Game of Thrones Season 7, Episode 3: Tainted Love

This was a great episode even though this was usually the point where pacing took a lunch break in previous years. I attribute this to the excellent decision to shorten each season to seven episodes. Since the show has done away with many of the complexities of the book, this leaner timeline means we don’t get filler (and usually cringe worthy) scenes.

Game of Thrones: Season 7 Episode 3

The Good

-Tyrion shone for the first time in quite a while. He was instrumental in taking over Casterly rock, as well as helping Jon and Daenerys find a path towards middle ground. His conversation about Sansa with Jon, Dany making good-natured fun of him, his mantra of “We are not our father”, all reminded me of the Tyrion of old, albeit a Tyrion who is finally recognized for his talents in an organic way.

-I was curious about how a meeting between Daenerys and Jon would go and I was not disappointed. They are characters whose journey we’ve followed for years that we know are going to become allies if not more, but in that moment they know nothing of each other and exactly how important they are in the grand scheme of things. It was played beautifully, with Dany being assertive though not overbearing and Jon stoically standing his ground. I could watch them dance around each other quite pleasantly. However, even though Davos speaking up for Jon was lovely, Dany speaking up for herself goes against what the show has set up to be admirable, even though she is entitled to do so and that kinda bothers me.

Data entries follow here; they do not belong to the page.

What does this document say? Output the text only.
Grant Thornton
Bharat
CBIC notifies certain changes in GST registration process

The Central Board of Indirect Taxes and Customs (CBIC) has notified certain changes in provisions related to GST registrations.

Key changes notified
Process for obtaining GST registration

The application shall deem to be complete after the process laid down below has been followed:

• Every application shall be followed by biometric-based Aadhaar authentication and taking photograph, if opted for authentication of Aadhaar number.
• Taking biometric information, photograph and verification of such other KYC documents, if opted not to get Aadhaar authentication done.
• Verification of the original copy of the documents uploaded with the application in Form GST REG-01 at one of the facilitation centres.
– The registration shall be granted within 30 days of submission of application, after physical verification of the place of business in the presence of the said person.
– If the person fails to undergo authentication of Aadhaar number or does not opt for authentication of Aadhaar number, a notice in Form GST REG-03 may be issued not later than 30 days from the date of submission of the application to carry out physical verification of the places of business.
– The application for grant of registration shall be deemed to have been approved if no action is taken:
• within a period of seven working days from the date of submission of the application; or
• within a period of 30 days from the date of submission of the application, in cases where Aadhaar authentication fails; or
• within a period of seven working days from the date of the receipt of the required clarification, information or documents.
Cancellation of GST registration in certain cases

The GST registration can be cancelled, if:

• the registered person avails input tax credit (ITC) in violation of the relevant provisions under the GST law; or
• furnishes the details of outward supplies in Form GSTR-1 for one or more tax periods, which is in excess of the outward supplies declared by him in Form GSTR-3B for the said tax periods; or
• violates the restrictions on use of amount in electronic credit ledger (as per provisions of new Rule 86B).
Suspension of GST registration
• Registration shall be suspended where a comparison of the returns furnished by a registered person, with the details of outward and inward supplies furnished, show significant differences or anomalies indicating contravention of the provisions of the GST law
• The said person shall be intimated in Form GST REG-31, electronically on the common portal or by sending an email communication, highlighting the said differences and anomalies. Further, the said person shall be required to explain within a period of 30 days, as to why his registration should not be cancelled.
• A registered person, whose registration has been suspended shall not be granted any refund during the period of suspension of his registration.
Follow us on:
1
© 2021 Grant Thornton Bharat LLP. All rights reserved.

-Sansa seeing to practical matters of survival is everything I’ve ever wanted of a Queen in the North arc. Her little mention of missing Jon plus the declaration that Bran should be heir, ought to silence her critics who thought her power-hungry and selfish.

-Cersei was back to her old self this episode. Even though I’d noticed her ’80s inspired lip color, I spent the entire time they were down in the dungeon very apprehensive due to the fact that Gregor Clegane was in the same room as two Dornishwomen. So the kiss came as a surprise and a pleasant one at that. Giving a blanket disclaimer that I hate every single thing the show chose to write Dorne as, this was within its canon an appropriately cruel conclusion to that arc.

-I live and die for Samwell Tarly, cleric-bard extraordinaire.

-While I wasn’t in love with Olenna nearly as much as the rest of the fandom was, I am very sad to see her go. Props for plunging the knife in as she sat back and waited to die.

The Bad

-This Stark reunion was bittersweet since tree-Bran-ch is unfortunately robotic. I’d prefer it if they’d made him pleasantly hollow since I think that would hurt a heck of a lot more.

-Jaime has long been a puppet of a man, so I remain anxious to see something -ANYTHING- change for him and his relationship with Cersei.

-The losses Dany is taking have reached comic proportions and they should have staged it differently if they wanted us to take her and her forces and allies any seriously. Also I know the Tyrells were devasted as a family post-explosion, but how many soldiers of their huge and powerful army could have died. Olenna’s remarks about their readiness and ability does a disservice to Loras, her army, and the notion of continuity itself.